A Polícia Civil de Pernambuco deflagrou uma operação de grande porte para apurar um suposto esquema de desvio de recursos públicos dentro de um gabinete parlamentar da Assembleia Legislativa de Pernambuco. A ação, batizada de Operação Draft, revela indícios de um mecanismo estruturado de corrupção baseado na prática conhecida como “rachadinha”, com movimentações milionárias ao longo de vários anos.
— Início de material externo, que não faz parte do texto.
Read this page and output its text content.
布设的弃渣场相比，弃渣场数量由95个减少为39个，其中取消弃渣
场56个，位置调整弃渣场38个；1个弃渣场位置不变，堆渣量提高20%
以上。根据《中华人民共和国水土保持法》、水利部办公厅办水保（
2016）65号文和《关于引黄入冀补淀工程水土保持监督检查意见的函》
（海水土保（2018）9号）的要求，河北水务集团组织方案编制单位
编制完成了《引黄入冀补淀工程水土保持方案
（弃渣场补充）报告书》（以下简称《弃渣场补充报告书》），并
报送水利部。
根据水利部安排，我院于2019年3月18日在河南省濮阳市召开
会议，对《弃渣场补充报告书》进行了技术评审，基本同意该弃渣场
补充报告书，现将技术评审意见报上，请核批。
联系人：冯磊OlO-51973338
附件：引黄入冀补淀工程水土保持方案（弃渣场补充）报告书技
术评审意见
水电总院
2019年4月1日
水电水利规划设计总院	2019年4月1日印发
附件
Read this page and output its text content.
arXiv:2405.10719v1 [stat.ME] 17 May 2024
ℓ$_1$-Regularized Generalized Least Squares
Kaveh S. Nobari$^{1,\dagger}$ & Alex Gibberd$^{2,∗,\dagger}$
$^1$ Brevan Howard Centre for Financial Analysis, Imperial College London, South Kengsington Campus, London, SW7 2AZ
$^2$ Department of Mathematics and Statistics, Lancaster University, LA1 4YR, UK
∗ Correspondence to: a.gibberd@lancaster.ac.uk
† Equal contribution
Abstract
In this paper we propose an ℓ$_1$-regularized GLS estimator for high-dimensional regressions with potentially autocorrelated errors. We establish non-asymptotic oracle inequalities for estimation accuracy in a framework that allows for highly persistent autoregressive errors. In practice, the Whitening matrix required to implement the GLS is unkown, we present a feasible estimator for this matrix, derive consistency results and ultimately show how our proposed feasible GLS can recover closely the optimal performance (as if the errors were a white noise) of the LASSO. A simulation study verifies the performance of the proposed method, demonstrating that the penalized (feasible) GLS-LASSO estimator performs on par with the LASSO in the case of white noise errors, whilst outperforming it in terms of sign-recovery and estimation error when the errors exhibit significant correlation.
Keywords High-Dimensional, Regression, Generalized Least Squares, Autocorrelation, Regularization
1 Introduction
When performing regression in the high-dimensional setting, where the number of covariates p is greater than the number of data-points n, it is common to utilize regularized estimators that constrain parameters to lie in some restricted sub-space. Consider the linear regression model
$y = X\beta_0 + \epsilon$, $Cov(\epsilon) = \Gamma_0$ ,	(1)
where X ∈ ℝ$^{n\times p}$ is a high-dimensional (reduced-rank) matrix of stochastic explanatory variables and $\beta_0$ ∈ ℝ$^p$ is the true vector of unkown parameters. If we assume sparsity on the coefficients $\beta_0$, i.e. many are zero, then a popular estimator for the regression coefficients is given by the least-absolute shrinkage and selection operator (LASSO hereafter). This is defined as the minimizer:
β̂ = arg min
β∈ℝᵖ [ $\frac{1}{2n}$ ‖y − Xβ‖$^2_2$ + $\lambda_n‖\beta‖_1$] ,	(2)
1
De acordo com as investigações, um dos principais alvos apontado como operador financeiro do esquema teria movimentado o montante de R$ 2.743.901,65 oriundos de verbas públicas. A prática consistia na apropriação indevida de parte dos salários de assessores parlamentares, por meio de repasses obrigatórios, configurando um sistema contínuo de desvio de recursos.
A operação cumpriu oito mandados de busca e apreensão em municípios estratégicos da Região Metropolitana do Recife, incluindo Recife, Olinda e Jaboatão dos Guararapes. Durante as diligências, os agentes apreenderam aproximadamente R$ 120 mil em moeda estrangeira, além de duas barras de prata, avaliadas entre R$ 12 mil e R$ 23 mil.
As apurações tiveram início no final de 2023, após o compartilhamento de informações entre órgãos de segurança pública que identificaram indícios de corrupção envolvendo um gabinete parlamentar estadual. Segundo a PCPE, os crimes investigados teriam ocorrido entre os anos de 2015 e 2019, período em que o esquema teria operado de forma sistemática.
As investigações apontam que a organização criminosa seria composta por dois deputados estaduais e seis operadores financeiros e materiais, responsáveis por articular e executar o desvio dos recursos. O modelo adotado incluía a contratação de assessores, alguns deles sem prestação efetiva de serviço, os chamados “funcionários fantasmas” com o objetivo de desviar parte significativa dos salários pagos com dinheiro público.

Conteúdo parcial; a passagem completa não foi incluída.